Serdar Turgut: Ergenekon'da adı geçen herkesten nefret
ediyorum
Akşam Gazetesi Genel Yayın Yönetmeni Serdar Turgut; “Kukla gibi
oynatmışlar bizi. Daha güzel bir Türkiye kuracağımızı
zannediyorduk. Sağcılar da böyle düşünüyordu. Demek ki iki tarafla
da oynanıyormuş. Dev-Sol'la da, Hizbullah'la da, PKK'yla da
beraberlermiş” diyor.
Fotoğraf: SEDAT ÖZKÖMEÇ
SÖYLEŞİ: MEHMET GÜNDEM
Yaşamamış gibi yaşamak…
Akşam Gazetesi'nin Yayın Yönetmeni Serdar Turgut'un 27 Temmuz'da
yazdığı “Faili meçhul hayatım” başlıklı yazısını çok önemsedim.

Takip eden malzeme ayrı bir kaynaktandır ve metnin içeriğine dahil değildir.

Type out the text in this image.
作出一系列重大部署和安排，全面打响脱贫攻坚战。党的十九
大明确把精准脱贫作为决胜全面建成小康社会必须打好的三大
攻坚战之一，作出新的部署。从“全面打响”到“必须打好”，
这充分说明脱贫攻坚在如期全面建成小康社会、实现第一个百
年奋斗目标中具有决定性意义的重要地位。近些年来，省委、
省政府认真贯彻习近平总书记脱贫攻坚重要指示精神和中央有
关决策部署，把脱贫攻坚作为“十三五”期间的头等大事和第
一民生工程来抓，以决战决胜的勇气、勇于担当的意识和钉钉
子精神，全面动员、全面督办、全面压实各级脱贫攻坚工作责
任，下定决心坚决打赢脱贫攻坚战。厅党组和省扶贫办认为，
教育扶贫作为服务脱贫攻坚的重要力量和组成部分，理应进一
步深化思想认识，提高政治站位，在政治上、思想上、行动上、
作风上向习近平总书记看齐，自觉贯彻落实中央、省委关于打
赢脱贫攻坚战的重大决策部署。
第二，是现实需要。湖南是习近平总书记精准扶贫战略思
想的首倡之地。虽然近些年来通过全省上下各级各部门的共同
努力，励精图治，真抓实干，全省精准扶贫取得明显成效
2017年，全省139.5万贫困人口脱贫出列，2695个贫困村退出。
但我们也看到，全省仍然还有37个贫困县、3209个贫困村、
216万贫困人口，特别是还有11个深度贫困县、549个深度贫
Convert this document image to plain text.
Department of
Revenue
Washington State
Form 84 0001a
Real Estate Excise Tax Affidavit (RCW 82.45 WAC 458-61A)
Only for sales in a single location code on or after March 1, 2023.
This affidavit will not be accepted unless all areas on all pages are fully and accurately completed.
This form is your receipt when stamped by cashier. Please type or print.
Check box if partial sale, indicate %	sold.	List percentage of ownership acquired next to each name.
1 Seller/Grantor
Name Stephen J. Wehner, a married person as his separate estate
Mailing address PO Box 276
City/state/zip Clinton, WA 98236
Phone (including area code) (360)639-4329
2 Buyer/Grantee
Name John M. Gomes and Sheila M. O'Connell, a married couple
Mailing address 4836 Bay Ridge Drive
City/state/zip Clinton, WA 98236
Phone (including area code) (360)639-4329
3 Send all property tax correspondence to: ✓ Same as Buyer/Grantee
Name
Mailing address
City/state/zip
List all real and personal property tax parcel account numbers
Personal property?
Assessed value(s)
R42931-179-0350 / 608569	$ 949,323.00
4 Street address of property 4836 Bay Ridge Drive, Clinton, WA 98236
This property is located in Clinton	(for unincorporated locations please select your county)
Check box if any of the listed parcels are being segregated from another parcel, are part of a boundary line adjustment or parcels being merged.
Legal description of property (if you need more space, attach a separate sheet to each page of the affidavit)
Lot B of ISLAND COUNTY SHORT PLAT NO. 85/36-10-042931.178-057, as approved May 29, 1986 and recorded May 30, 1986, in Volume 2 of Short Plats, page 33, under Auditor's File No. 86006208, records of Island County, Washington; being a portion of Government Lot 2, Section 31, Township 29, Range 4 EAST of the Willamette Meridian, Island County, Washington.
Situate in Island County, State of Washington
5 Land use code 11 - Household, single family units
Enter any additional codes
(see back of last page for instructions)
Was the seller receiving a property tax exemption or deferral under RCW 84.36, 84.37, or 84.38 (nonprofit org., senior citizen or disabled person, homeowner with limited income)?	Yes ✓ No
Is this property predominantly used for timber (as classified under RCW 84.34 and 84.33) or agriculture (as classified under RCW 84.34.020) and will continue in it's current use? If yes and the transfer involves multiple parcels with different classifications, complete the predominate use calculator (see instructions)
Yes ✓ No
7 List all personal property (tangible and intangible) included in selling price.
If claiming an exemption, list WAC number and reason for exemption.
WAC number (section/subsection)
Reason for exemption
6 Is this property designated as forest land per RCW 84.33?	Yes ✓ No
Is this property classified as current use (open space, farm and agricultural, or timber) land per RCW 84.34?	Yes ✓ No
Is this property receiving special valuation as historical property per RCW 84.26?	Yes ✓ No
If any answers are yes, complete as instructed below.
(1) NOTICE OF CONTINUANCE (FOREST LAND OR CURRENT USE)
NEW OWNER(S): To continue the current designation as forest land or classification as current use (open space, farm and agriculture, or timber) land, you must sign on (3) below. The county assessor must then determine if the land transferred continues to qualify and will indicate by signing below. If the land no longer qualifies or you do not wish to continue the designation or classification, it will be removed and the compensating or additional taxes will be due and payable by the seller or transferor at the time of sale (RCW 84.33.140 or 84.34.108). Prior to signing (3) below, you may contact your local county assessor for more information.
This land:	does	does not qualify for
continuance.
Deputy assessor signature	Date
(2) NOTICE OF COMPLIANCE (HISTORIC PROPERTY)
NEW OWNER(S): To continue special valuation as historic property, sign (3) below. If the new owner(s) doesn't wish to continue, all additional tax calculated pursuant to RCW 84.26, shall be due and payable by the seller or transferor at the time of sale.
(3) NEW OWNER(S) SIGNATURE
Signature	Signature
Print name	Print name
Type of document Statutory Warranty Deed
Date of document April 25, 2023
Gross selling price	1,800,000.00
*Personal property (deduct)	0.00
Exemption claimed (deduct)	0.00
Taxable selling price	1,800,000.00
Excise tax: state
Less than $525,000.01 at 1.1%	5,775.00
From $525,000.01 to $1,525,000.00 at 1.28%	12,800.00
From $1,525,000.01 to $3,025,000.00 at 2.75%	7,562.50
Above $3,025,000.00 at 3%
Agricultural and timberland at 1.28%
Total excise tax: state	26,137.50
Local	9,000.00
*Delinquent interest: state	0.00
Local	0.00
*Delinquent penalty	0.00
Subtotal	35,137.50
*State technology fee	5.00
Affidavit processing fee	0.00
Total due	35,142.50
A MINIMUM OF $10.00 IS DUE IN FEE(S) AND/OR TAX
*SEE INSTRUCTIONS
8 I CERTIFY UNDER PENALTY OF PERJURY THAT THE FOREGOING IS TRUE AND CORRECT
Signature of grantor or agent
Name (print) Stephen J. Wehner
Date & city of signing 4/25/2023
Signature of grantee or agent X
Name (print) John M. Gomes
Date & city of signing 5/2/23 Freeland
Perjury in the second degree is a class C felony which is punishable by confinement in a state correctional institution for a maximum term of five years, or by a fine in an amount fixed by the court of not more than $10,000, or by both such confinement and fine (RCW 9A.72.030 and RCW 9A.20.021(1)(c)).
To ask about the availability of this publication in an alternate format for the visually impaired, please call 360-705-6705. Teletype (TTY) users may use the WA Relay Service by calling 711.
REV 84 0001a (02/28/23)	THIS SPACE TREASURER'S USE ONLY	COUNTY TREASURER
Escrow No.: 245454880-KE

Turgut Ergenekon iddianamesini okuyunca hissettiklerini kaleme
almıştı. Acı, hüzün ve inkisar dolu satırlarının özetini bir
paragrafta şöyle ifade ediyordu; “İddianameyi okudukça, ortaya
konulan korkunç suç dünyasıyla ilgili söylenenleri son derece
şahsıma yönelik bir darbe olarak aldım, içim acıdı. 54 yıllık
yaşamımı boşu boşuna yaşamışım gibi hissettim.” Bu tablo elbette
hepimizi düşündürüyor. Şimdi acaba benim hayatımın ne kadarı faili
meçhul diye soruyorum. İtiraf edelim ki hepimizin hayatıyla
oynamışlar. Olup bitene ilgisizliğimiz, korkaklığımız,
bencilliğimiz kim bilir kaç tane faili meçhul hayata kapı açtı.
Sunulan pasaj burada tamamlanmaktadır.